Subrogation is a concept that's understood among legal and insurance companies but rarely by the policyholders they represent. Even if you've never heard the word before, it is in your benefit to know the nuances of the process. The more you know, the better decisions you can make with regard to your insurance company.
An insurance policy you hold is an assurance that, if something bad happens to you, the business that covers the policy will make good without unreasonable delay. If your vehicle is rear-ended, insurance adjusters (and police, when necessary) determine who was to blame and that person's insurance covers the damages.
But since determining who is financially accountable for services or repairs is sometimes a heavily involved affair – and delay often increases the damage to the policyholder – insurance companies usually decide to pay up front and figure out the blame later. They then need a mechanism to recover the costs if, when all the facts are laid out, they weren't actually in charge of the expense.
Your stove catches fire and causes $10,000 in house damages. Luckily, you have property insurance and it pays out your claim in full. However, the insurance investigator finds out that an electrician had installed some faulty wiring, and there is reason to believe that a judge would find him responsible for the damages. You already have your money, but your insurance agency is out all that money. What does the agency do next?
How Subrogation Works
This is where subrogation comes in. It is the process that an insurance company uses to claim payment when it pays out a claim that turned out not to be its responsibility. Some companies have in-house property damage lawyers and personal injury attorneys, or a department dedicated to subrogation; others contract with a law firm. Ordinarily, only you can sue for damages done to your person or property. But under subrogation law, your insurance company is considered to have some of your rights in exchange for having taken care of the damages. It can go after the money originally due to you, because it has covered the amount already.
How Does This Affect Individuals?
For starters, if your insurance policy stipulated a deductible, your insurance company wasn't the only one who had to pay. In a $10,000 accident with a $1,000 deductible, you have a stake in the outcome as well – to be precise, $1,000. If your insurance company is timid on any subrogation case it might not win, it might opt to get back its costs by boosting your premiums. On the other hand, if it has a competent legal team and pursues them enthusiastically, it is acting both in its own interests and in yours. If all is recovered, you will get your full $1,000 deductible back. If it recovers half (for instance, in a case where you are found 50 percent at fault), you'll typically get half your deductible back, based on the laws in most states.
Furthermore, if the total cost of an accident is more than your maximum coverage amount, you could be in for a stiff bill. If your insurance company or its property damage lawyers, such as serious injury lawyers Rosedale MD, successfully press a subrogation case, it will recover your expenses as well as its own.

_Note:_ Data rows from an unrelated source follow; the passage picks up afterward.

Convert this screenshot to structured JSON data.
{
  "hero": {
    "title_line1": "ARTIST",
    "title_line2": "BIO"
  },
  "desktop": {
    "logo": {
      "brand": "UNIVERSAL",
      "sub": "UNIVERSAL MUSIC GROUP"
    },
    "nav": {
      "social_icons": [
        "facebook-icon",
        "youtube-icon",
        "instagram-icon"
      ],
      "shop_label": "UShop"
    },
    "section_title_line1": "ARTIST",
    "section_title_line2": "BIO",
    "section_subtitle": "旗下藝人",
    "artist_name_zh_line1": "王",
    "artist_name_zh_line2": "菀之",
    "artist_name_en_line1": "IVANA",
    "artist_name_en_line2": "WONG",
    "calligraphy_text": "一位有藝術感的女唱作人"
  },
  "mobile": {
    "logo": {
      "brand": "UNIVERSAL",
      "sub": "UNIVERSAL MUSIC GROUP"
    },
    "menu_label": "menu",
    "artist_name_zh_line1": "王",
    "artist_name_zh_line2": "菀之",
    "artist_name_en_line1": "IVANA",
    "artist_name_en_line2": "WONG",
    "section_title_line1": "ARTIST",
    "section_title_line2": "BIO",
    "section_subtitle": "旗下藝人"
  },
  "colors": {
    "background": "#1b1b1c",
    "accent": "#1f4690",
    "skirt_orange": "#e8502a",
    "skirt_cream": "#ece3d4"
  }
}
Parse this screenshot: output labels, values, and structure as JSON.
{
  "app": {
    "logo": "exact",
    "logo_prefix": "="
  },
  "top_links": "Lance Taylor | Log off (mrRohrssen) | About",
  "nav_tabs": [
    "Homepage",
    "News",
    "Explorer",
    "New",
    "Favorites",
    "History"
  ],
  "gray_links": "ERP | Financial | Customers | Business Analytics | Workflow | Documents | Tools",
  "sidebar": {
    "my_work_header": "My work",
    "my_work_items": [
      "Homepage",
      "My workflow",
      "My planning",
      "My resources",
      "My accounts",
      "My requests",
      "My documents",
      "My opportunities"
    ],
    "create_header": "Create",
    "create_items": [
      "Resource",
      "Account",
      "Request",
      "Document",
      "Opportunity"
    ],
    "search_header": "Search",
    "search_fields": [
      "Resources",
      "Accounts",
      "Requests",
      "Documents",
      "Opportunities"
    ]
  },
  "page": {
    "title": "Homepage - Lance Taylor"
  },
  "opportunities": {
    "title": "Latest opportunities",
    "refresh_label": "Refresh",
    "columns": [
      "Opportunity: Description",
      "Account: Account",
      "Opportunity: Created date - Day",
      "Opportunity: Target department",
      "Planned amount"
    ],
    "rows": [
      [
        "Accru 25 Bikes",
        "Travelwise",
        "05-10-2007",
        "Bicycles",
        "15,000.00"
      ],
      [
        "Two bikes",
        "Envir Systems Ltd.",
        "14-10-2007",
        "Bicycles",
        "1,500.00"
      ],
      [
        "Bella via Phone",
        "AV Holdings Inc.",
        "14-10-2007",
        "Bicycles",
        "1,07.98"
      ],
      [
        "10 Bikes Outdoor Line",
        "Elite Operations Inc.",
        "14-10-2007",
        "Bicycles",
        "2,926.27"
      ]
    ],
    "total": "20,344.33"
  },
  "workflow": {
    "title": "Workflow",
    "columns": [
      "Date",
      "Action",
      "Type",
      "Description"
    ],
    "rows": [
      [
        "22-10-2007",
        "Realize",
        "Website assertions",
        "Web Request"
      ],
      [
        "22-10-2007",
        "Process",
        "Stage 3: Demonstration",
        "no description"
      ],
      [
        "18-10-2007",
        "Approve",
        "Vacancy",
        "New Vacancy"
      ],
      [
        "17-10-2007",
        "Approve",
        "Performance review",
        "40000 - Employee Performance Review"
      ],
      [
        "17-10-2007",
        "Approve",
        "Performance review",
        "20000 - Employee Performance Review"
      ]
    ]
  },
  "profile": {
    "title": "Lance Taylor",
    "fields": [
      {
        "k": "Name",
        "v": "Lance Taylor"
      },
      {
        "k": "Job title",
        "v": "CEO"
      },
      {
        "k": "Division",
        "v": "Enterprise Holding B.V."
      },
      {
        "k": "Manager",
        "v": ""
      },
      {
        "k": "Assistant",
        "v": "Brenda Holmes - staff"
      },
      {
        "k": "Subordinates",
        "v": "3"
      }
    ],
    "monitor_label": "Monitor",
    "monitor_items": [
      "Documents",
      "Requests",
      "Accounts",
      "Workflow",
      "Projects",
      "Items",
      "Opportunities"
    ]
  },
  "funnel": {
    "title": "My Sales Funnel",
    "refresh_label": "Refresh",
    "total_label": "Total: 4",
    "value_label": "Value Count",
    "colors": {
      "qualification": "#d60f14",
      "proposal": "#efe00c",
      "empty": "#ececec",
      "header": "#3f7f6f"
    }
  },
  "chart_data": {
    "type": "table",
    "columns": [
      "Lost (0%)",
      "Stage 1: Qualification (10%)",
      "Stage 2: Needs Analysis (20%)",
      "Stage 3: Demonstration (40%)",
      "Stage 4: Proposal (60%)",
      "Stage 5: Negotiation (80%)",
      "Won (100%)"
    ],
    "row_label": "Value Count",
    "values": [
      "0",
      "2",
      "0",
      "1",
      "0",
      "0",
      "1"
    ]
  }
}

All insurers are not the same. When comparing, it's worth looking up the records of competing companies to evaluate if they pursue legitimate subrogation claims; if they resolve those claims in a reasonable amount of time; if they keep their clients apprised as the case continues; and if they then process successfully won reimbursements quickly so that you can get your money back and move on with your life. If, on the other hand, an insurance company has a record of honoring claims that aren't its responsibility and then covering its income by raising your premiums, even attractive rates won't outweigh the eventual headache.